Given that at Kaiser Permanente you lead their Office of Transformation, let’s begin with a quote from Kaiser’s former CEO, Bernard Tyson, on the future of healthcare, who said last year: “The entire health care industry was built on the idea of people coming to our space for care …For the future, what we have to do is push care out to where the patient or member is. That’s our reimagined idea—care anywhere. What we’re trying to do now—what we will do—is turn this industry upside down.”

With COVID-19 upending many industries, comment on the prophetic nature of this vision and what responsibilities fall on your shoulders to realize that reimagined idea as the organization navigates this unprecedented moment in public health?

I do think it was prophetic, but that was Bernard; he had incredible vision. Bernard saw things in the future that other people couldn’t see. We thought that the industry might turn upside-down, but I’m not sure even he realized the whole world would turn upside-down—which is exactly what happened. In doing so, it’s shed light on some of the deficiencies in the healthcare system but also some of the great opportunities to address them. I think that’s what Bernard meant, that consumer expectations will change, are changing, and have changed—and that will change our industry. I can’t think of an event that affected people’s perception about what is safe, how they should receive care, or how they should live their lives more than COVID-19.

As an example, we had been steadily increasing our use of virtual care over many years leading up to this. But now, in the last five weeks, our use of telehealth has increased about 70 to 80 percent. What we thought might not be possible— or something that might take many years to achieve—we literally did in a matter of weeks. Because that was the right thing to do and that was the expectation people had—that we would meet them where they are. In this case, where they were was in their homes. So, I think it was very prophetic. The industry will never be the same again—on a number of fronts—but particularly around how care is delivered. We’ll see huge change and that presents an incredible opportunity for the industry.

Elaborate on your role leading Kaiser Permanente’s Office of Transformation.

Let me start by saying that no one owns innovation and transformation. No one owns it anywhere; no one owns it at Kaiser Permanente. I certainly don’t own it. But a year and a half ago, when Bernard created this position, what he wanted me to do was think ahead and reimagine what was possible for our system. It’s interesting that he used ‘reimagine’ in that quote, because that is a word that he and I used a lot with each other. What could be? He put me in this role to help the organization think about what might be possible and then try to move the organization along those lines.

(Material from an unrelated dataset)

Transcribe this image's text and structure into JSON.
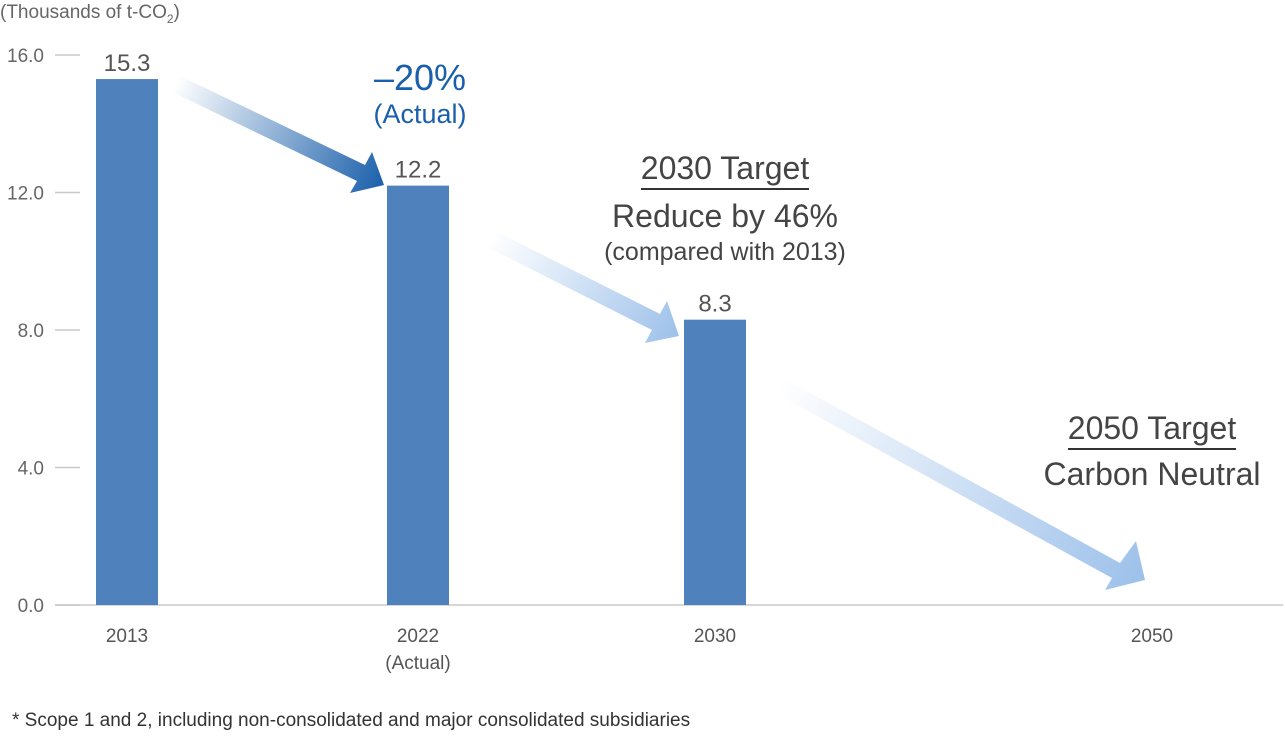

There are many incredibly innovative people at Kaiser Permanente, and the entire history of the organization and model is innovative. But I think he put me in the role so that innovation and transformation would be somebody’s day job—not something that people would do on the side—but that we would actually put real resources, focus, and funding towards thinking about what might be possible in the future and then accelerate that movement.

Bernard also acknowledged that the industry, even before all this, was under incredible pressure. He spoke a lot about a single-payer system and how it was not something he felt was a good idea or necessary; but, he did recognize that significant change needed to occur to make healthcare more affordable and accessible.

One of the things that Bernard championed—and something he told me when I came into this job—was that healthcare was unaffordable and that we needed to look at affordability not in terms of relative affordability—not whether we were less expensive than our competitors—but absolute affordability. Could people actually afford to receive the care? That was his mission: to make care truly accessible and affordable. He talked about making the “front door of healthcare” accessible to all so that people, especially people in poverty, people of color, weren’t forced to use the ‘back door’— the emergency room— as the front door to care. I was put in this role to be a thought partner with him about the possibilities for the industry.